Le piogge tanto attese in Sicilia sono finalmente arrivate, ma il sollievo per il territorio devastato dalla siccità è durato poco o nulla. Nonostante le precipitazioni, le dighe continuano a rimanere a secco e, in alcuni casi, l’acqua che si riesce a raccogliere viene rapidamente rilasciata in mare. Il paradosso è evidente: l’acqua, preziosa e scarsa, scivola via senza poter essere trattenuta, a causa della scarsa manutenzione e di un sistema di bacini ormai inefficace. A pochi chilometri da Gela, a Comunelli, uno dei bacini artificiali più colpiti dalla crisi idrica, la pioggia accumulata non può essere conservata. Le paratie della diga vengono infatti aperte per ragioni di sicurezza e l’acqua viene sversata in mare sotto gli occhi increduli degli agricoltori.
Questi ultimi, già messi in ginocchio da mesi di siccità, vedono per l’ennesima volta svanire una risorsa che avrebbe potuto alleviare, almeno temporaneamente, la loro situazione. La diga di Comunelli diventa così il simbolo della crisi del sistema idrico locale. Nonostante le piogge, il bacino non riesce a trattenere l’acqua per mancanza di interventi strutturali. Uno scenario che si ripete anche al bacino del Disueri, dove anche l’acqua piovana accumulata finisce in mare. Per gli allevatori della zona e per le tante aziende agricole anche questo è l’ennesimo colpo: l’acqua tanto necessaria se ne va, senza che il territorio riesca a trarne beneficio.
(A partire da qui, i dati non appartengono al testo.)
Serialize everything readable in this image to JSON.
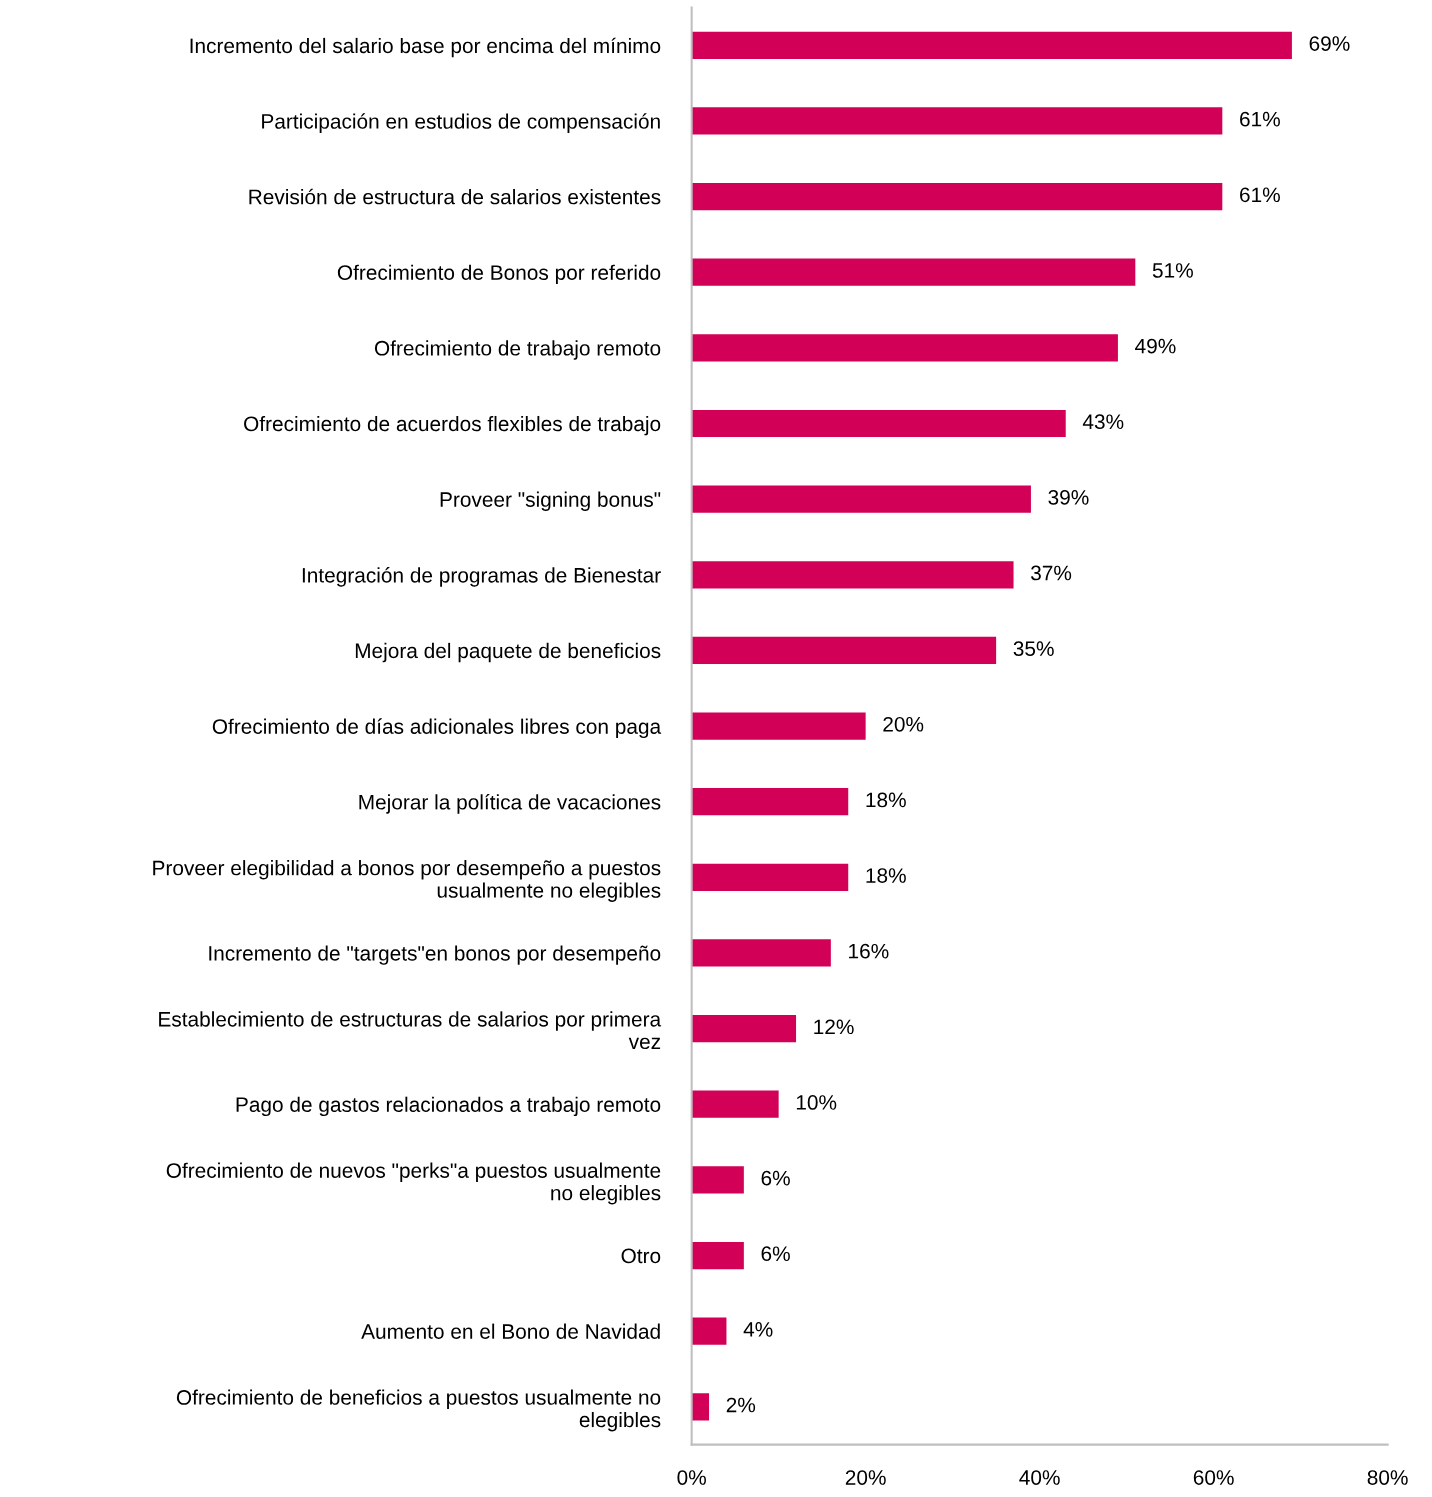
{
  "chart_data": {
    "type": "bar",
    "orientation": "horizontal",
    "categories": [
      "Incremento del salario base por encima del mínimo",
      "Participación en estudios de compensación",
      "Revisión de estructura de salarios existentes",
      "Ofrecimiento de Bonos por referido",
      "Ofrecimiento de trabajo remoto",
      "Ofrecimiento de acuerdos flexibles de trabajo",
      "Proveer \"signing bonus\"",
      "Integración de programas de Bienestar",
      "Mejora del paquete de beneficios",
      "Ofrecimiento de días adicionales libres con paga",
      "Mejorar la política de vacaciones",
      "Proveer elegibilidad a bonos por desempeño a puestos\nusualmente no elegibles",
      "Incremento de \"targets\"en bonos por desempeño",
      "Establecimiento de estructuras de salarios por primera\nvez",
      "Pago de gastos relacionados a trabajo remoto",
      "Ofrecimiento de nuevos \"perks\"a puestos usualmente\nno elegibles",
      "Otro",
      "Aumento en el Bono de Navidad",
      "Ofrecimiento de beneficios a puestos usualmente no\nelegibles"
    ],
    "values": [
      69,
      61,
      61,
      51,
      49,
      43,
      39,
      37,
      35,
      20,
      18,
      18,
      16,
      12,
      10,
      6,
      6,
      4,
      2
    ],
    "value_labels": [
      "69%",
      "61%",
      "61%",
      "51%",
      "49%",
      "43%",
      "39%",
      "37%",
      "35%",
      "20%",
      "18%",
      "18%",
      "16%",
      "12%",
      "10%",
      "6%",
      "6%",
      "4%",
      "2%"
    ],
    "color": "#d20057",
    "xlim": [
      0,
      80
    ],
    "xticks": [
      {
        "value": 0,
        "label": "0%"
      },
      {
        "value": 20,
        "label": "20%"
      },
      {
        "value": 40,
        "label": "40%"
      },
      {
        "value": 60,
        "label": "60%"
      },
      {
        "value": 80,
        "label": "80%"
      }
    ],
    "grid": false,
    "legend": false
  }
}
In questa situazione di emergenza si parla di riutilizzare le acque reflue come una possibile soluzione. Tuttavia, i tempi per implementare questo sistema sono lunghi e gli operatori del settore guardano a questa prospettiva con scetticismo. Mentre la crisi idrica peggiora, la possibilità di un collasso definitivo del settore agricolo diventa sempre più concreta. E il paradosso dell’acqua – che pur cadendo dal cielo, finisce in mare – continua a rappresentare la drammatica realtà di un territorio lasciato senza risposte.